Monday, April 27, 2009

THE GARDENER'S APPRENTICE CONTINUED

Talk about your “one of these days” projects. :-P Our lot faces east with a hill on the west side. There’s maybe ten feet between back of the house and the retaining wall at the back. And it sits on a bed of clay. Wonderful dense, heavy clay. Bleech.


The problem with the section on the north side is that while it gets some sun during the summer in the winter it gets zip, zero, zilch, nada in the way of sunlight. By the time the sun comes out during the winter the sun is literally over the hill so aside from some grasses and the thymes we’ve had very little success. Soooooooo, back to the drawing board. After we’re done spading, peat mossing and composting we’ll try a perennial wild flower mix out back. Plant the mix and see who survives.


Good luck guys you’re on your own. Not really. Please grow; the flower fairies need new homes. Lol Oh, well, If we have to rethink it again at least the ground is being spaded and it’ll be in better shape than it is now.


We’ve started to get the garden in. The tomatoes, some herbs and the yearly musical chairs we play with the plants. I guess it’s taken this long to start to learn our yard.
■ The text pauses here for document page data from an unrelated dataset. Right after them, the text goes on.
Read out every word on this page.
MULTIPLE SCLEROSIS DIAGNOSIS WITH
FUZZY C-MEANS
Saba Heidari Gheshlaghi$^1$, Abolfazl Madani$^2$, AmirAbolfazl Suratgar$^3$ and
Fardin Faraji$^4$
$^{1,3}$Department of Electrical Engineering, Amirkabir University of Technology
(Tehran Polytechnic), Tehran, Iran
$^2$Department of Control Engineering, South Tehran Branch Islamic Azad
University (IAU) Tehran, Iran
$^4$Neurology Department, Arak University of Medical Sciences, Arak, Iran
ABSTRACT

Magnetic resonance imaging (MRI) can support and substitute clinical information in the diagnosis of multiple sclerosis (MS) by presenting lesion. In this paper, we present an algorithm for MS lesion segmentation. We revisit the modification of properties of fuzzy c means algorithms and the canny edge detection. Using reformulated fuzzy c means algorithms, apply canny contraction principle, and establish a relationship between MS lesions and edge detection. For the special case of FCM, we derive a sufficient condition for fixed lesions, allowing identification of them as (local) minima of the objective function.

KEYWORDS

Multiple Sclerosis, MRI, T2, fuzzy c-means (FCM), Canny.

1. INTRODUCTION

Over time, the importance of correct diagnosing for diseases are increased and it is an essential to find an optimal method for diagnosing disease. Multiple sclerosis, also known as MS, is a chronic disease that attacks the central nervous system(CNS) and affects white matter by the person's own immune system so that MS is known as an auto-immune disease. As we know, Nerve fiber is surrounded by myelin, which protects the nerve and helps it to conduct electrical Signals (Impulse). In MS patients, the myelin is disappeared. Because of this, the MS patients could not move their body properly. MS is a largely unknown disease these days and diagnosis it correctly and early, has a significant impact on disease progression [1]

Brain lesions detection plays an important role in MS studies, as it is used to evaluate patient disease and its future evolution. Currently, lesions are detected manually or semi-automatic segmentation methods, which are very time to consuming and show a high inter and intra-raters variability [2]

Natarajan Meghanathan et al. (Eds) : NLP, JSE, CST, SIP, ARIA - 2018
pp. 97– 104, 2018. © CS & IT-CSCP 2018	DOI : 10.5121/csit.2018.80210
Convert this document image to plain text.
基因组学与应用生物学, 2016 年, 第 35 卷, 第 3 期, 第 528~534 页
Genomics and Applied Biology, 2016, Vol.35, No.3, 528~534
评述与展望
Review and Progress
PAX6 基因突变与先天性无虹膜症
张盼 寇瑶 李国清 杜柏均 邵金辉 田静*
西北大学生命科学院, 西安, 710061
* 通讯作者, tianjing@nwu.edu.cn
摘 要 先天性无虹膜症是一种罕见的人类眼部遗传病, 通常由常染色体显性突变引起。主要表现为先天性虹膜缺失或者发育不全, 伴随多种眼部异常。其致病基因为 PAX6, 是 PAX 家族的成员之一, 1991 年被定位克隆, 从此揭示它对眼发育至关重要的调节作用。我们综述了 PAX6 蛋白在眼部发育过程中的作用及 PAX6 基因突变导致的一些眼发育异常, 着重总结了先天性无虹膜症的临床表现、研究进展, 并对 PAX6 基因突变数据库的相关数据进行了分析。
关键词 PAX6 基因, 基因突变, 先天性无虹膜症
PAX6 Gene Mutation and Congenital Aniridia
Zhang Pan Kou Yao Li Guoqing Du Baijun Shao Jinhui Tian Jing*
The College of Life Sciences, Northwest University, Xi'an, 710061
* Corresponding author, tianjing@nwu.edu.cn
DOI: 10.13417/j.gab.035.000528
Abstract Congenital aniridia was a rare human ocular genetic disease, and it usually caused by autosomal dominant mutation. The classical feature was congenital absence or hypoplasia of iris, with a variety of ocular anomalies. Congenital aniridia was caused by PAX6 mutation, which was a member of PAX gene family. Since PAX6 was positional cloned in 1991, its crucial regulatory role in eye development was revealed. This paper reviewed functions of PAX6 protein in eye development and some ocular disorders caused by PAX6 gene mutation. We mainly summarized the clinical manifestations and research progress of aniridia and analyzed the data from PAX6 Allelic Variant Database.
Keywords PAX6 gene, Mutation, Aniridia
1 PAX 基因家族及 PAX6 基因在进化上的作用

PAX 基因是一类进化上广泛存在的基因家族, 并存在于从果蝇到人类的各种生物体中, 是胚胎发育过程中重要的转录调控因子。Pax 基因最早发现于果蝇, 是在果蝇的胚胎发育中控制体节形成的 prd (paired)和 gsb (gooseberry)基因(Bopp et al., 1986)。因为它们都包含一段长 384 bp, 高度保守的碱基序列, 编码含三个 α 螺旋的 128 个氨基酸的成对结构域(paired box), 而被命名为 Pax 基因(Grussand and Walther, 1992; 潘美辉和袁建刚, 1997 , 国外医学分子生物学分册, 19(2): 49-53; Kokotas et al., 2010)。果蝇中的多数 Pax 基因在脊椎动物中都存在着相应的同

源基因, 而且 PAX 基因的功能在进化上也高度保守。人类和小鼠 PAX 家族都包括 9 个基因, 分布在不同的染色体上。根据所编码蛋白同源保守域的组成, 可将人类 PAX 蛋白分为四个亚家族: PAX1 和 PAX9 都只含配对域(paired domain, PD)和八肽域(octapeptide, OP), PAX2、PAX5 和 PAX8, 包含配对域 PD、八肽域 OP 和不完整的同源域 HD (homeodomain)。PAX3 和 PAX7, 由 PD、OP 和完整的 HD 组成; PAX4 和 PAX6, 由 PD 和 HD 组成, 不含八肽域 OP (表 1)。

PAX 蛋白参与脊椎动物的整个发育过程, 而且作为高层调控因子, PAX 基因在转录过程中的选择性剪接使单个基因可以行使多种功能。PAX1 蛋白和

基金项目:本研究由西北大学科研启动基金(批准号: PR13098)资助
What might work where. We don’t worry too much about cutting flowers. There is one place in the house where we can put a bouquet and the terrible trio of curious kitties probably won’t bother flowers. Unh huh.


And the best thing of all for all the transplants and new plants is happening right now. It’s raining. What falls out of the sky is always better than what

Tuesday, April 21, 2009

THE GARDENER'S APPRENCTICE-MID APRIL

The refrain this spring is “one of these days.” As in one of these days we’ll get most of the weeds pulled. Or one of these days I’ll get the plants or pavers or stepping stones placed where they belong the FIRST time. A girl can dream, can’t she?


When we first planned the redo on the front yard back in ’03 there was a large Austrian pine on the south side of the yard. At the time we didn’t even take that section of the yard into our plans and it’s been a pain ever since. The tree is gone courtesy of the local utility company after a really bad ice storm. We’ve tried groundcovers and other plants but nothing has really worked. And it’s hard to get water to it.


We planted some volunteer lavender on the property line last year and they did just fine. So, this weekend we took the bull by the horns and cleared out that section again and planted lavender across that front section. There will be some other flowers behind that and then the garden section which was the old rose garden.


The arbor is repositioned, but I haven’t had time to secure it to the fence stakes. As we work up the garden section it looks like we’ll finally get the stepping stones down. Again with the repositioning. This time stepping stones. The herb garden in back didn’t really pan out. It’s on the north side on the east side of the hill and it gets almost no sun for half the year. So herbs to the front where I may actually remember that we have them. And I think we’ll just plant wild flowers out back. Pictures maybe in a month or so.


Actually it’s beginning to look pretty good. Granted, I winced a little when mom pointed out that the section where we pulled the shrubby groundcover next to the street really needed to be spaded before we could do anything else. Ooookay. That’s what apprentices are for. Spading is not a problem. Spading while standing on a slope with holes in it from plants you’ve dug up is a problem. As in my feet are killing me, here.

Tuesday, April 14, 2009

CHILLY

Another day, another chilly April in Oregon morning. It’s freaking 38 degrees in Springfield this morning on the day before tax day. There is a promise of warmer weather by the end of the week and I have my chilly little fingers crossed. Maybe we’ll get the arbor repositioned. Not maybe, we will get it done. We have two shrubs to plant and we can’t plant the evergreen clematis until we know where the arbor will be. Arrrrrgh, look out mud, here I come.


One of these years we’ll finally get everything where it should be in the yard. And I have a slightly used bridge in Manhattan for sale. I don’t think it’ll happen in this lifetime. If only because what plants are supposed to do according to the little tags that come with them don’t always match what they do when they get to our yard. And that’s how is should be, I guess. Living things don’t fit in neat little boxes; God/des help us if they ever do. It would make for a very boring world when that happens.